The California Department of Water Resources hopes to learn from how Cape Town, South Africa, copes with running out of water in the next 90 days.
The Western Cape region of South Africa was unprepared to handle three consecutive years of severe drought. Major dam levels have fallen from a 41.6 percent last year to 26.6 percent at year end, according to VinPro. Despite the intensifying drought last year, almost 4 million tourists visited the South African Cape for its beaches, surfing, and wine.
Cape Town is the second-most populous city in South Africa. Founded by the Dutch East India Company on the shores of Table Bay, metropolitan Cape Town’s current estimated population is 3.74 million.
But Cape Town public health officials are calling for a “Day Zero” by mid-April. Dam water levels at that point will have fallen to 13.5 percent — a level so low that no water can be pumped through the city’s extensive water distribution system.
Mayor Patricia de Lille implemented a water rationing regime late last year that required residents to cut use to about 13 gallons a day. But she warned on Jan. 18: “Despite our urging for months‚ 60% of residents are callously using more than the 23 gallons per day.” She does not believe people will comply, and Day Zero will be around April 12.
California public health officials estimate that regardless of years of trying to reduce water use, state residents still consume an average of 88 gallons a day. That compares to the U.S. national average of 150 gallons a day, the most of any nation on the planet.

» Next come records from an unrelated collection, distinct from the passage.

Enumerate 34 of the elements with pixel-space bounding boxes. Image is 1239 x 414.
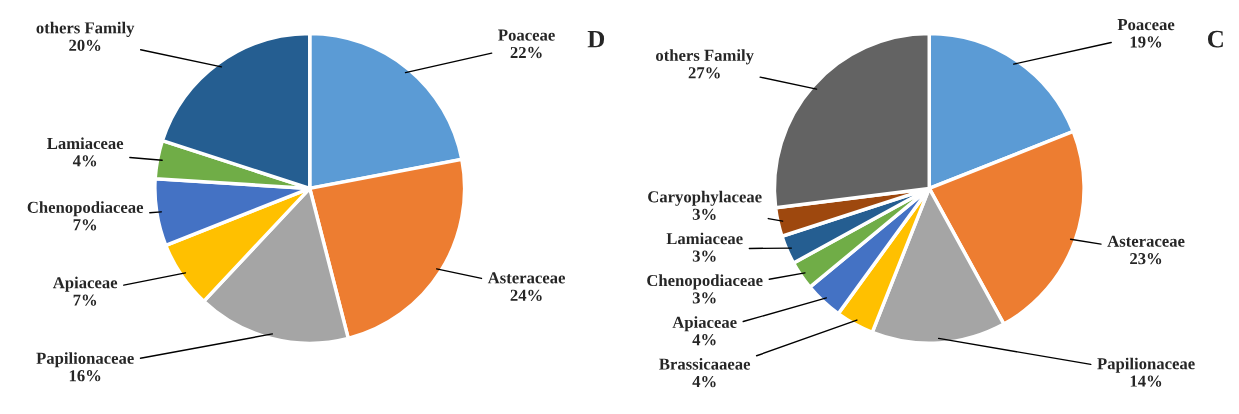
data-label: 22% — [510, 46, 542, 59]
slice-label: Papilionaceae — [36, 352, 134, 368]
slice-label: Poaceae — [498, 29, 555, 41]
chart-title: C — [1207, 30, 1223, 48]
slice-label: Lamiaceae — [47, 137, 124, 150]
data-label: 14% — [1130, 375, 1162, 387]
data-label: 27% — [688, 67, 720, 79]
slice-label: others Family — [36, 21, 135, 37]
slice-label: Papilionaceae — [1097, 357, 1195, 373]
slice-label: Chenopodiaceae — [27, 201, 144, 217]
data-label: 3% — [692, 208, 716, 220]
slice-label: Chenopodiaceae — [647, 274, 763, 290]
slice-label: others Family — [656, 49, 754, 65]
data-label: 23% — [1130, 253, 1162, 265]
slice-label: Apiaceae — [52, 276, 118, 292]
slice-label: Lamiaceae — [666, 232, 743, 245]
data-label: 16% — [69, 370, 101, 382]
data-label: 20% — [69, 39, 101, 52]
slice-label: Brassicaaeae — [659, 357, 751, 370]
slice-label: Asteraceae — [487, 272, 565, 284]
data-label: 4% — [72, 155, 97, 167]
data-label: 24% — [510, 289, 542, 301]
slice-label: Asteraceae — [1107, 235, 1185, 247]
data-label: 4% — [692, 334, 716, 346]
data-label: 7% — [73, 219, 97, 231]
slice-label: Apiaceae — [672, 316, 737, 332]
data-label: 3% — [692, 292, 716, 304]
slice-label: Caryophylaceae — [648, 190, 762, 206]
data-label: 4% — [692, 375, 716, 388]
slice-label: Poaceae — [1117, 19, 1175, 31]
data-label: 3% — [692, 250, 716, 262]
data-label: 19% — [1130, 36, 1162, 48]
chart-title: D — [587, 30, 605, 48]
data-label: 7% — [73, 294, 97, 306]
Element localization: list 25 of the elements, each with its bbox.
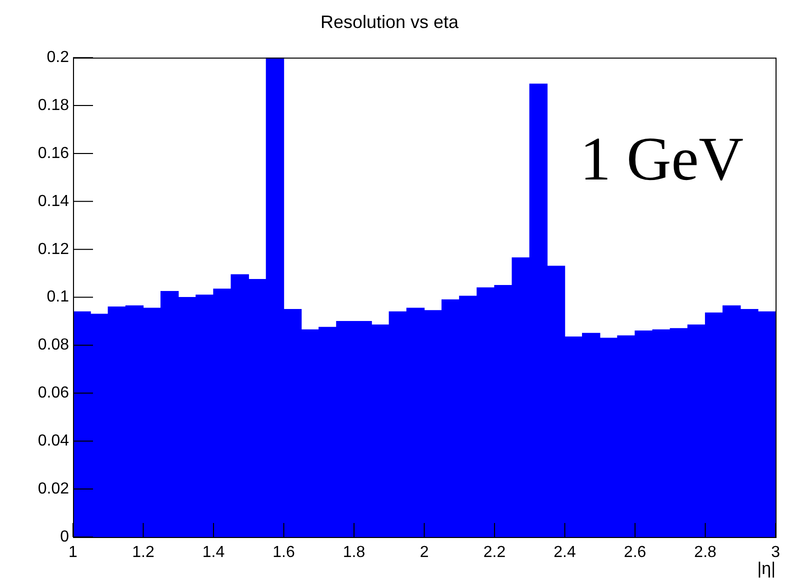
x-tick-label: 1 [68, 544, 78, 562]
y-tick-label: 0.06 [38, 384, 70, 402]
x-tick-label: 3 [771, 544, 780, 562]
x-tick-label: 2.8 [694, 544, 717, 562]
x-tick-label: 1.6 [272, 544, 295, 562]
y-tick-label: 0.16 [38, 144, 70, 162]
x-tick-label: 2.2 [483, 544, 506, 562]
x-tick-label: 1.2 [132, 544, 154, 562]
y-tick-label: 0.08 [38, 336, 70, 354]
y-tick-label: 0 [60, 528, 70, 546]
y-tick-label: 0.1 [46, 288, 70, 306]
y-tick-label: 0.18 [38, 96, 70, 114]
x-tick-label: 2.6 [624, 544, 646, 562]
x-tick-label: 1.4 [202, 544, 225, 562]
y-tick-label: 0.14 [38, 192, 70, 210]
chart-title: Resolution vs eta [320, 12, 460, 32]
y-tick-label: 0.04 [38, 432, 70, 450]
x-axis-title: |η| [757, 559, 776, 578]
x-tick-label: 2.4 [554, 544, 576, 562]
y-tick-label: 0.02 [38, 480, 70, 498]
y-tick-label: 0.12 [38, 240, 70, 258]
x-tick-label: 1.8 [342, 544, 366, 562]
annotation: 1 GeV [580, 126, 744, 194]
x-tick-label: 2 [420, 544, 429, 562]
y-tick-label: 0.2 [46, 49, 70, 66]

California once had the best infrastructure of any state in the nation. But Breitbart News reported that the American Society of Civil Engineers (ASCE) estimated in 2013 that California had a $65 billion public infrastructure deficit for adequate investments in dams, waterways, airports, roads, bridges, seaports, and tunnels.
In a grim warning that should have been heeded before last year’s near-collapse of the 770-foot high Oroville Dam, ASCE’s “Infrastructure Report Card” awarded a national low “D” grade for levees / flood control as California’s most neglected sector.
But rather than investing in traditional water system infrastructure, California’s Democrat-controlled legislature over the last decade has prioritized preparing for climate change and perpetual droughts by plugging $25 billion of infrastructure dollars into high-speed rail, water efficiency, renewable energy subsidies, and clean energy rebates.
Breitbart News reported that the private sector has opened a $1 billion desalinization plant in Carlsbad, and another $1 billion plant is under construction at Huntington Beach. Local water districts will pay about $2,257 per acre-foot for this energy-intensive water, about three times the $800 cost per acre-foot cost of the water from the San Joaquin Delta.